Naked Cowboy Hash – Sat. August 15th


This trail is in honor of Just Evan’s longtime hero and man crush, the Naked Cowboy. Dress accordingly…

When: 3:00pm, Sat. Aug. 15th

Where: Peter’s Rock Park, North Haven. Use the entrance on Middletown Ave. (Rte 17), which is located behind the First Fuel Gas Station. There is a gravel parking lot and pavilion. You can put 133 Middletown Ave into your GPS if you’d like.,

Hares: Tap That Teacher and Just Evan for his Virgin Lay

Drink Checks: 3

Hash Cash: $5 Virgins free

Trail: A to B. Closing circle at point B. Shuttle service…otherwise known as TTT’s van, or a short walk back to point A.

Description/Shiggy Report: Little to no actual shiggy; however, this is an off-road trail (dirt paths with rocks/roots, etc), with some mountain goating and hills.

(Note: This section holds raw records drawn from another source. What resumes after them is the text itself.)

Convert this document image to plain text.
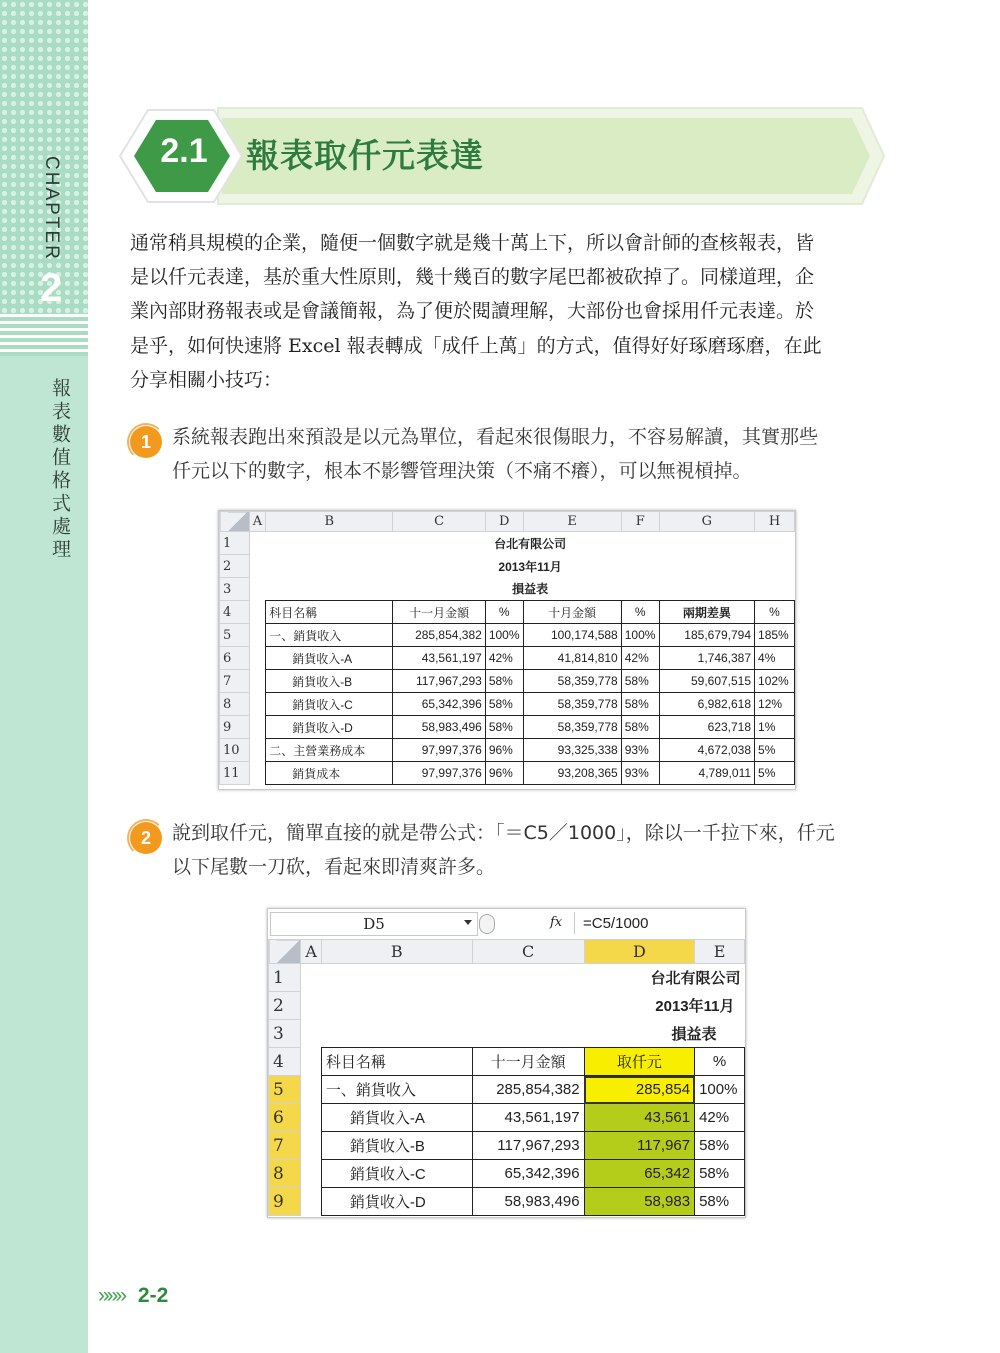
CHAPTER
2
報表數值格式處理
2.1	報表取仟元表達

通常稍具規模的企業，隨便一個數字就是幾十萬上下，所以會計師的查核報表，皆

是以仟元表達，基於重大性原則，幾十幾百的數字尾巴都被砍掉了。同樣道理，企

業內部財務報表或是會議簡報，為了便於閱讀理解，大部份也會採用仟元表達。於

是乎，如何快速將 Excel 報表轉成「成仟上萬」的方式，值得好好琢磨琢磨，在此

分享相關小技巧：

1	系統報表跑出來預設是以元為單位，看起來很傷眼力，不容易解讀，其實那些

仟元以下的數字，根本不影響管理決策（不痛不癢），可以無視槓掉。

	A	B	C	D	E	F	G	H
1		台北有限公司						
2		2013年11月						
3		損益表						
4		科目名稱	十一月金額	%	十月金額	%	兩期差異	%
5		一、銷貨收入	285,854,382	100%	100,174,588	100%	185,679,794	185%
6		銷貨收入-A	43,561,197	42%	41,814,810	42%	1,746,387	4%
7		銷貨收入-B	117,967,293	58%	58,359,778	58%	59,607,515	102%
8		銷貨收入-C	65,342,396	58%	58,359,778	58%	6,982,618	12%
9		銷貨收入-D	58,983,496	58%	58,359,778	58%	623,718	1%
10		二、主營業務成本	97,997,376	96%	93,325,338	93%	4,672,038	5%
11		銷貨成本	97,997,376	96%	93,208,365	93%	4,789,011	5%
2	說到取仟元，簡單直接的就是帶公式：「＝C5／1000」，除以一千拉下來，仟元

以下尾數一刀砍，看起來即清爽許多。

D5	fx	=C5/1000
	A	B	C	D	E
1		台北有限公司			
2		2013年11月			
3		損益表			
4		科目名稱	十一月金額	取仟元	%
5		一、銷貨收入	285,854,382	285,854	100%
6		銷貨收入-A	43,561,197	43,561	42%
7		銷貨收入-B	117,967,293	117,967	58%
8		銷貨收入-C	65,342,396	65,342	58%
9		銷貨收入-D	58,983,496	58,983	58%
»»» 2-2
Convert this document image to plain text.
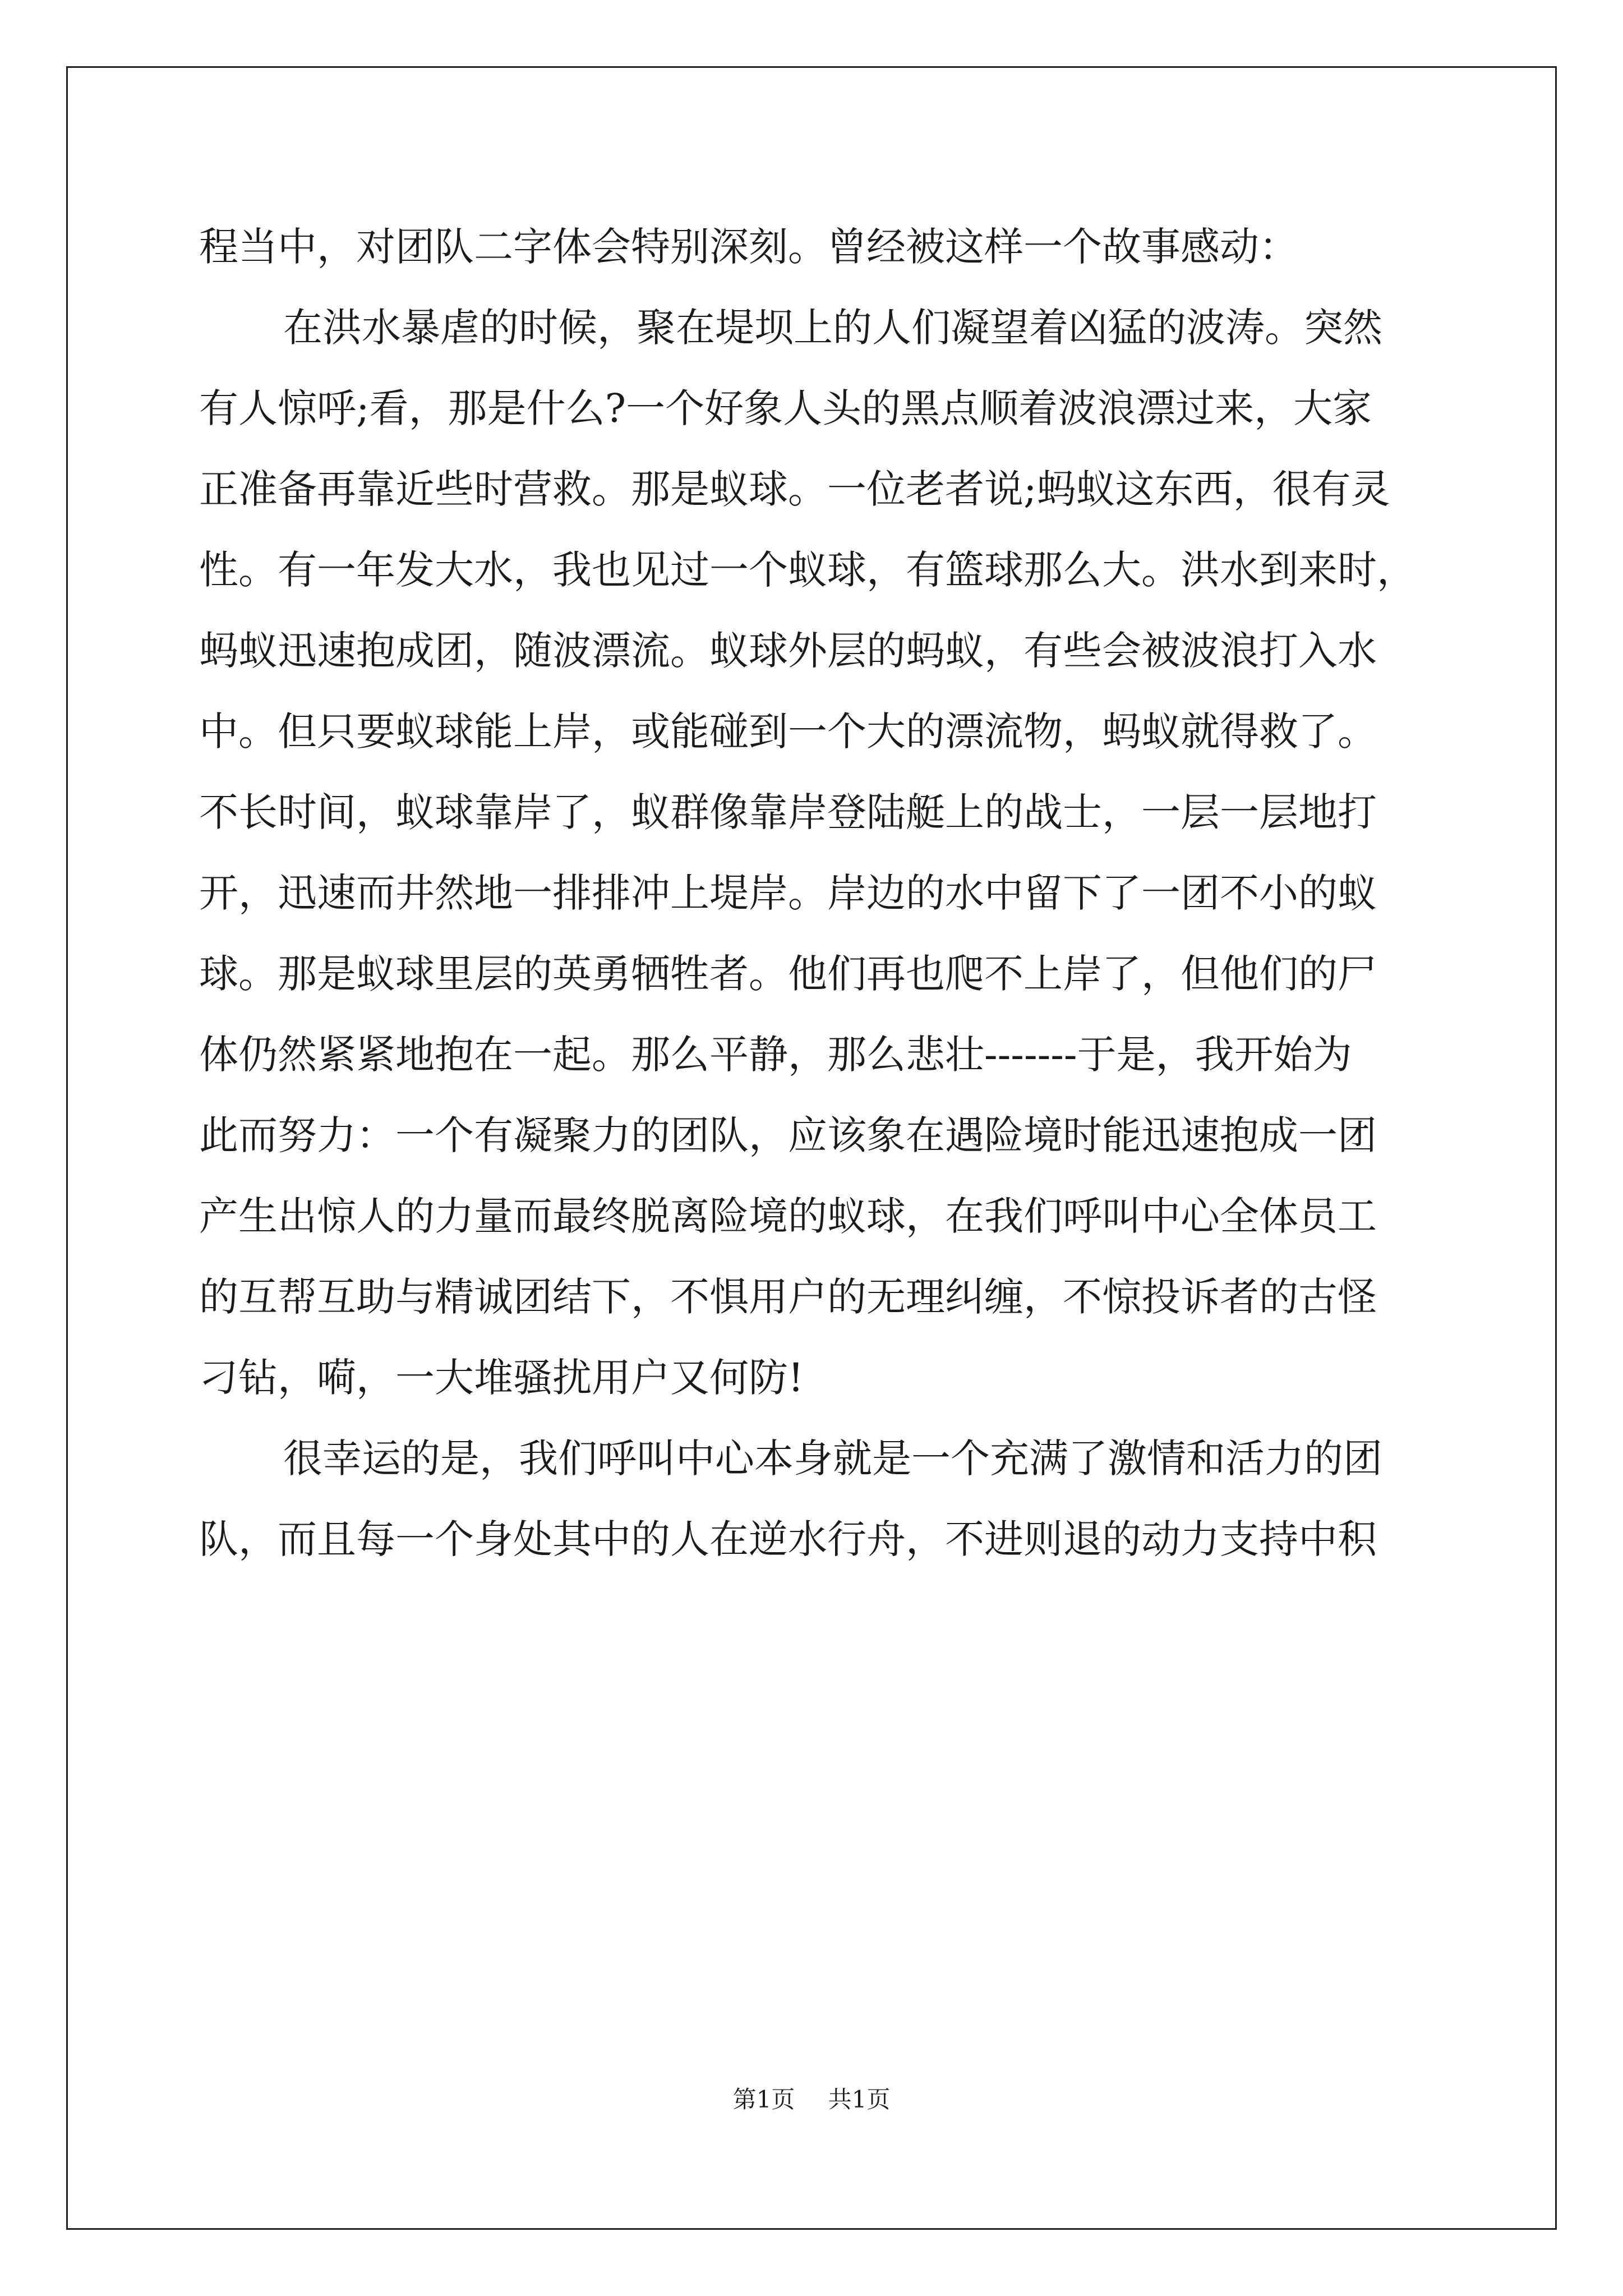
程当中，对团队二字体会特别深刻。曾经被这样一个故事感动：
在洪水暴虐的时候，聚在堤坝上的人们凝望着凶猛的波涛。突然
有人惊呼;看，那是什么?一个好象人头的黑点顺着波浪漂过来，大家
正准备再靠近些时营救。那是蚁球。一位老者说;蚂蚁这东西，很有灵
性。有一年发大水，我也见过一个蚁球，有篮球那么大。洪水到来时，
蚂蚁迅速抱成团，随波漂流。蚁球外层的蚂蚁，有些会被波浪打入水
中。但只要蚁球能上岸，或能碰到一个大的漂流物，蚂蚁就得救了。
不长时间，蚁球靠岸了，蚁群像靠岸登陆艇上的战士，一层一层地打
开，迅速而井然地一排排冲上堤岸。岸边的水中留下了一团不小的蚁
球。那是蚁球里层的英勇牺牲者。他们再也爬不上岸了，但他们的尸
体仍然紧紧地抱在一起。那么平静，那么悲壮-------于是，我开始为
此而努力：一个有凝聚力的团队，应该象在遇险境时能迅速抱成一团
产生出惊人的力量而最终脱离险境的蚁球，在我们呼叫中心全体员工
的互帮互助与精诚团结下，不惧用户的无理纠缠，不惊投诉者的古怪
刁钻，嗬，一大堆骚扰用户又何防!
很幸运的是，我们呼叫中心本身就是一个充满了激情和活力的团
队，而且每一个身处其中的人在逆水行舟，不进则退的动力支持中积
第1页 共1页
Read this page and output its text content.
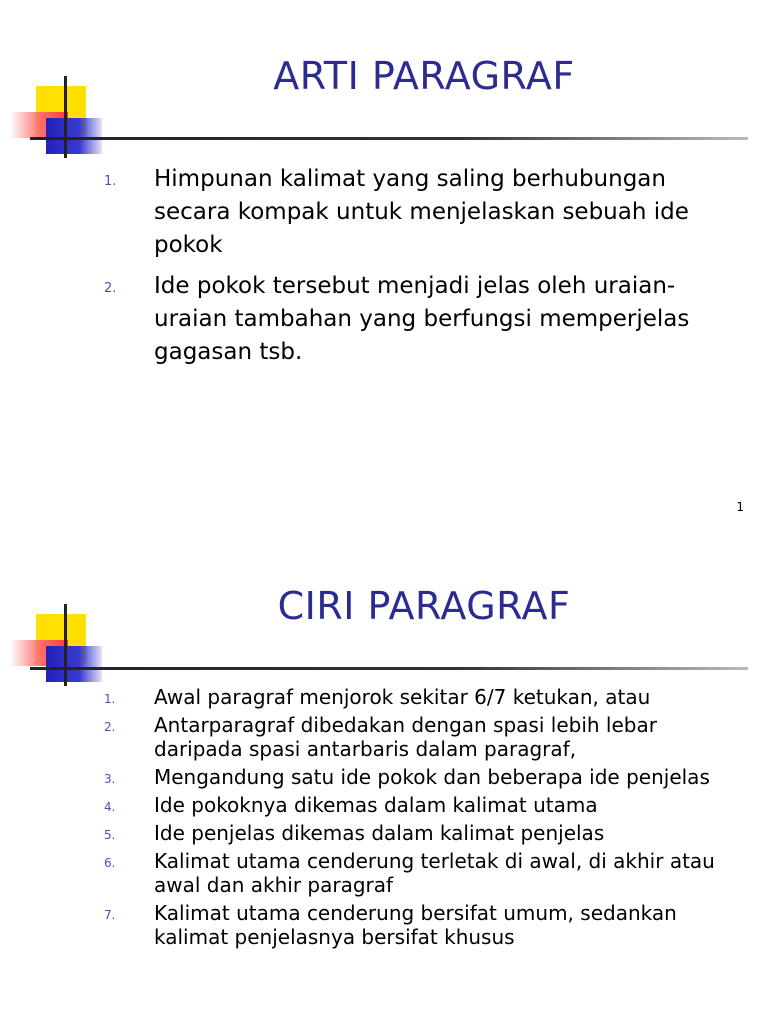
ARTI PARAGRAF
1.	Himpunan kalimat yang saling berhubungan secara kompak untuk menjelaskan sebuah ide pokok
2.	Ide pokok tersebut menjadi jelas oleh uraian-uraian tambahan yang berfungsi memperjelas gagasan tsb.
1
CIRI PARAGRAF
1.	Awal paragraf menjorok sekitar 6/7 ketukan, atau
2.	Antarparagraf dibedakan dengan spasi lebih lebar daripada spasi antarbaris dalam paragraf,
3.	Mengandung satu ide pokok dan beberapa ide penjelas
4.	Ide pokoknya dikemas dalam kalimat utama
5.	Ide penjelas dikemas dalam kalimat penjelas
6.	Kalimat utama cenderung terletak di awal, di akhir atau awal dan akhir paragraf
7.	Kalimat utama cenderung bersifat umum, sedankan kalimat penjelasnya bersifat khusus
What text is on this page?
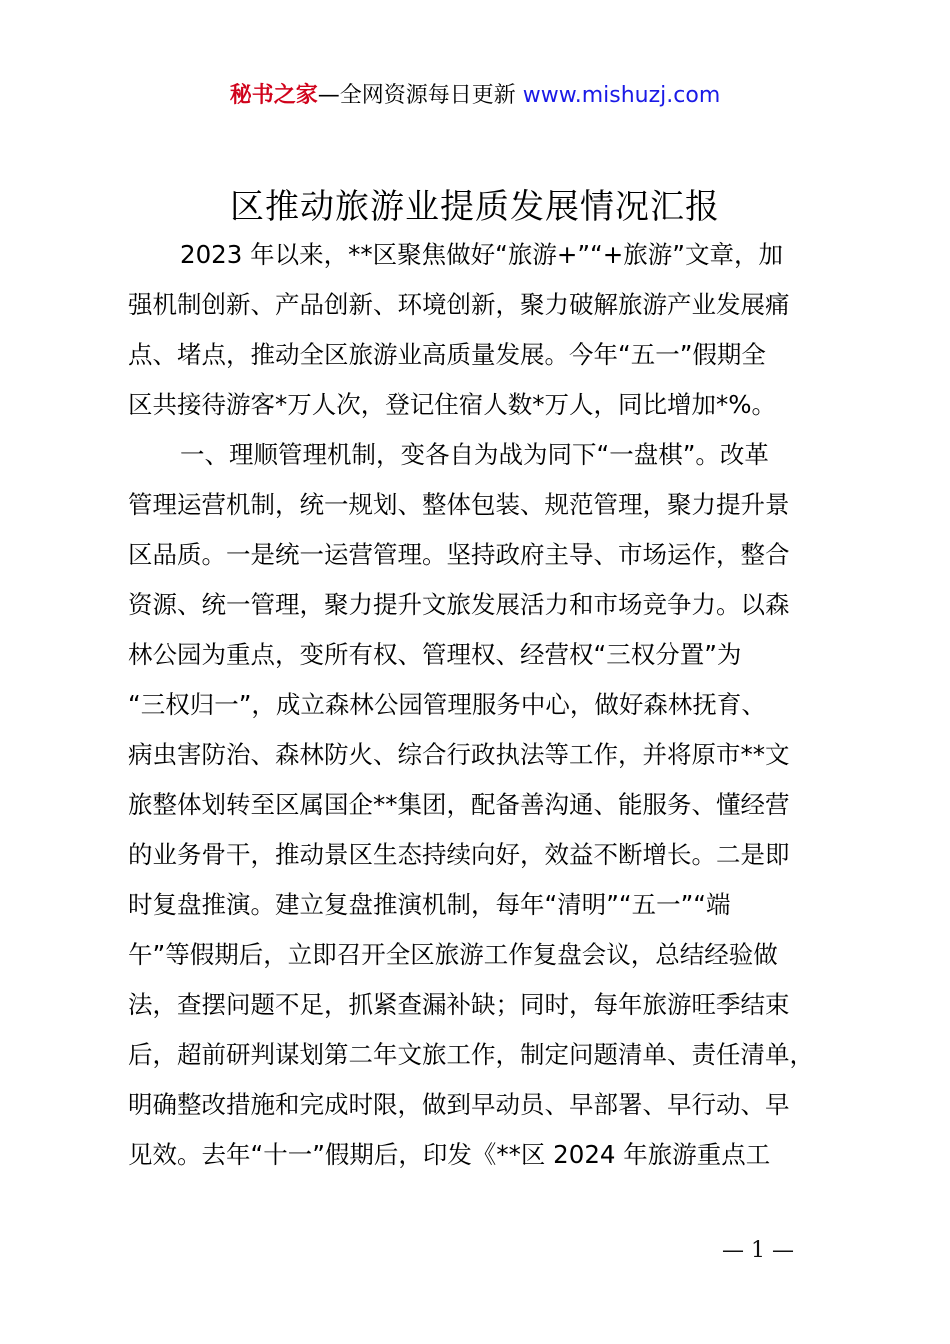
秘书之家—全网资源每日更新 www.mishuzj.com
区推动旅游业提质发展情况汇报
2023 年以来，**区聚焦做好“旅游+”“+旅游”文章，加
强机制创新、产品创新、环境创新，聚力破解旅游产业发展痛
点、堵点，推动全区旅游业高质量发展。今年“五一”假期全
区共接待游客*万人次，登记住宿人数*万人，同比增加*%。
一、理顺管理机制，变各自为战为同下“一盘棋”。改革
管理运营机制，统一规划、整体包装、规范管理，聚力提升景
区品质。一是统一运营管理。坚持政府主导、市场运作，整合
资源、统一管理，聚力提升文旅发展活力和市场竞争力。以森
林公园为重点，变所有权、管理权、经营权“三权分置”为
“三权归一”，成立森林公园管理服务中心，做好森林抚育、
病虫害防治、森林防火、综合行政执法等工作，并将原市**文
旅整体划转至区属国企**集团，配备善沟通、能服务、懂经营
的业务骨干，推动景区生态持续向好，效益不断增长。二是即
时复盘推演。建立复盘推演机制，每年“清明”“五一”“端
午”等假期后，立即召开全区旅游工作复盘会议，总结经验做
法，查摆问题不足，抓紧查漏补缺；同时，每年旅游旺季结束
后，超前研判谋划第二年文旅工作，制定问题清单、责任清单，
明确整改措施和完成时限，做到早动员、早部署、早行动、早
见效。去年“十一”假期后，印发《**区 2024 年旅游重点工
— 1 —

Feel the burn people. Optional, no really, shallow water crossing.

I Know What You’re Doing This Saturday… 8/1


Someone knows where the drink checks are, someone knows true trail, and someone knows what you’re doing next Saturday. Or this Saturday…

Where: Tilcon Road, Branford


Drink Checks: 3 – 4

Trail: 4.69 miles (true trail)

Shiggy: Minimal(ish) for Turkeys, more (wading) for Eagles

Cranium Lamps: Highly recommended for overachievers

Hash Cash: $5 …Virgins always FREE

Note: There isn’t an actual address for your GPS, but if you put Tilcon Road, Branford CT in, you should be able to find us. Other roads that lead to Tilcon Road are Pine Orchard Road.


Update: NOT NORTH BRANFORD!! This is a small road near the Pine Orchard Golf Course and Yacht Club.